UNITED ENVIROTECH is one of the earlier S-chips to list on the Singapore Exchange. It was listed in 2004 and has sailed through the years with its reputation intact while some S-chips ran into corporate governance and accounting issues.
The company isn’t exactly an S-chip. Its founder, CEO and chairman is Dr Lin Yucheng, who has been a Singapore citizen since 1993.
I first met Dr Lin around the time of the company’s IPO.
I learnt then that he grew up in Fujian province, received a Bachelor of Science degree and won a government scholarship to pursue a PhD in the Imperial College of Science and Technology in London.
“I thought I would return to China to be a university professor,” he told me. But one day, he found himself at an interview arranged by Singapore’s Economic Development Board.
And that’s how, in 1990, he ended up in Singapore where, after a couple of years, he set up a joint venture that later metamorphosed into United Envirotech.
The company is a leader in advance membrane technology, especially Membrane Reactor (MBR) technology, in treating wastewater from China’s chemical and petrochemical industries.

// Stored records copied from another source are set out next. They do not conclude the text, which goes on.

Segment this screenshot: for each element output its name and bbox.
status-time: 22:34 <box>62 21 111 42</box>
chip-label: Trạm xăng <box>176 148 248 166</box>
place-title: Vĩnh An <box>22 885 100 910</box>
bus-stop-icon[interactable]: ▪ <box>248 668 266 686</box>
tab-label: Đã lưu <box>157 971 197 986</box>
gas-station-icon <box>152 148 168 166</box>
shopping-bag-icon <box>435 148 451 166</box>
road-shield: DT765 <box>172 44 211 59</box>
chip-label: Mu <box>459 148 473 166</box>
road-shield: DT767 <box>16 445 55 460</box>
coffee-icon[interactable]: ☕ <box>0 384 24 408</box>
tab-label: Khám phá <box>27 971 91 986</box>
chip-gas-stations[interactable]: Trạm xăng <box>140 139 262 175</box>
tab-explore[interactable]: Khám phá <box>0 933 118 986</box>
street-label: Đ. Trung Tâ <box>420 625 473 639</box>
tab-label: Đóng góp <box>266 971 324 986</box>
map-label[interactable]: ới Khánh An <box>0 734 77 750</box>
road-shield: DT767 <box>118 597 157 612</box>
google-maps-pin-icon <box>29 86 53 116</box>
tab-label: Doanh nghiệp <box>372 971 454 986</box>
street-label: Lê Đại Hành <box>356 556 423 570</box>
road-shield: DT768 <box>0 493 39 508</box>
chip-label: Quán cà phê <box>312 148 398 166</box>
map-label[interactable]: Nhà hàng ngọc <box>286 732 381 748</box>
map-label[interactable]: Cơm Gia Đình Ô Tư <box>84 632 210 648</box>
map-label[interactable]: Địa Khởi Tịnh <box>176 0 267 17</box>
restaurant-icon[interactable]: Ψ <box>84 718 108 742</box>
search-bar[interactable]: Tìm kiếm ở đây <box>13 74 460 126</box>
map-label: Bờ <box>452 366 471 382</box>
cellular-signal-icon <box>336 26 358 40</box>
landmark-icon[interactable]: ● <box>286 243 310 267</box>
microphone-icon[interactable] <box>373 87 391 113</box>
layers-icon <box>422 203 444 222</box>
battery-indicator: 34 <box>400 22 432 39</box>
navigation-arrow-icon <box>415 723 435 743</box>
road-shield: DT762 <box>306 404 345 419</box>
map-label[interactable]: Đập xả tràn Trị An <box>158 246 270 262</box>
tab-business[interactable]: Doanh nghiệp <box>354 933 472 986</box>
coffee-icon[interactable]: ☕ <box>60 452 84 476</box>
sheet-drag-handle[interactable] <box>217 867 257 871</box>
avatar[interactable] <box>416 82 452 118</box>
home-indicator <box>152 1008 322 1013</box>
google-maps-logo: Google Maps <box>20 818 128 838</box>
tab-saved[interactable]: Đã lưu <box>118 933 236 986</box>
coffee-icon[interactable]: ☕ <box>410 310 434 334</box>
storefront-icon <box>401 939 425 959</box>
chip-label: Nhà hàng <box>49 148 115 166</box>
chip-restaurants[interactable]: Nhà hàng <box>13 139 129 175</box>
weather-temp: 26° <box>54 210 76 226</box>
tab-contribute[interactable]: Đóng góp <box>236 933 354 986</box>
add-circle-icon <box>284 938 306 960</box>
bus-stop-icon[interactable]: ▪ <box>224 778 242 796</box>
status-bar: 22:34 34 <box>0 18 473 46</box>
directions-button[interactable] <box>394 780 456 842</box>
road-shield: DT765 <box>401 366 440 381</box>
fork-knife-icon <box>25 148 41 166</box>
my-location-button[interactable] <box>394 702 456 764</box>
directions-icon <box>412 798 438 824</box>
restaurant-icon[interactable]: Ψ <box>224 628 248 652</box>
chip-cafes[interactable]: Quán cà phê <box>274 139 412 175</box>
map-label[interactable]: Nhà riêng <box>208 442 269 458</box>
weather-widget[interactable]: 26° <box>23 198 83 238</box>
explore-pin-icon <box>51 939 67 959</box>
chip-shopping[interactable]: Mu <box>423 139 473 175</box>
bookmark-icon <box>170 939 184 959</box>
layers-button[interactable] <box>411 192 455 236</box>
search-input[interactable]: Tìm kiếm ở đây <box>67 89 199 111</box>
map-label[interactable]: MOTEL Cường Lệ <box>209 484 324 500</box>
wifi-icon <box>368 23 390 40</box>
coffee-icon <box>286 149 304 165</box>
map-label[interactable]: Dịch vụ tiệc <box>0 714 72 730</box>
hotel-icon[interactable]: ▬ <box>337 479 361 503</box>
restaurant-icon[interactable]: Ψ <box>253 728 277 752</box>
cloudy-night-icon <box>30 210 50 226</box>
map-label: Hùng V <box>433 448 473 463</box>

This type of wastewater is harder to treat than normal wastewater discharged by households.
A key advantage of MBR technology: the treatment plant needs just 20-30% of the spatial needs of a conventional plant.
United Envirotech is a key player in the MBR technology space. It is recognized as one of only 7 international MBR companies in the world, along with big names like GE Water & Process Technologies, and Siemens.
United Envirotech has achieved outstanding projects such as its plant for Sinopec Luoyang, which was completed in 2004, and was the largest industrial wastewater treatment plant using MBR in Asia then.
At a briefing last Friday for analysts and fund managers, Dr Lin highlighted a couple of things about United Envirotech currently, including:
* Record order book: It now stands at S$160 m with engineering projects to be completed within 18 months, which is an average of S$53.3 m per half year.
That’s significant when compared with the company’s recent revenue. In FY 09 (ended March), the 12-month revenue was S$42.9 million. The revenue inflow was at about the same pace in 1H FY10 at S$20.1 m.
These revenue figures comprise contributions from both turnkey EPC engineering services and recurring treatment businesses.
* China’s largest MBR project (picture above): United Envirotech, which has just announced this project, will build the plant in Guangzhou to treat municipal wastewater.
Highlighting the attractiveness of MBR technology, Dr Lin said the plant would be built on less than 10% of the area occupied by a conventional plant, which translates into lots of land savings for the local government.
The plant will be completed in 8-9 months, instead of the normal 18 months, as United Envirotech has committed to complete it before the start of the Asian Games in Guangzhou next November.
* The Nansha and Dafeng plants treat industrial water. They incur relatively high investment costs but United Envirotech charges higher rates for industrial water than for treating municipal water (in Liaoyang and Xintai).
Another 2 projects in Heilongjiang and Liaoyang which were secured in Sept and October will start contributing recurring income when completed in 2010 and 2011, respectively.
For an idea of the size of the recurring revenue, consider that in Q2 (ended Sept 09), it amounted to S$3.2 million (while engineering contributed S$8.1 million). If annualized, the recurring revenue comes up to S$12.8 m.
This figure will increase over time when:
a) the capacity of the treated wastewater rises;
b) United Envirotech increases its charges according to a formula agreed to with its clients, and completes the upgrading of plants.
c) United Envirotech secures or completes the construction of more projects, and operates the plants.
* TOT is Transfer-Operate-Transfer: Company buys the property and operational rights of a facility, and receives his returns through normal business operations within a concession period. At the end of such period, the company transfers the facility to its original owner for no cost.
* BOT is Build-Operate-Transfer: A company finances, designs, constructs, and operates a facility for a specified period of time, after which the ownership is transferred back to the owner. During the operating time, the company charges facility users fees.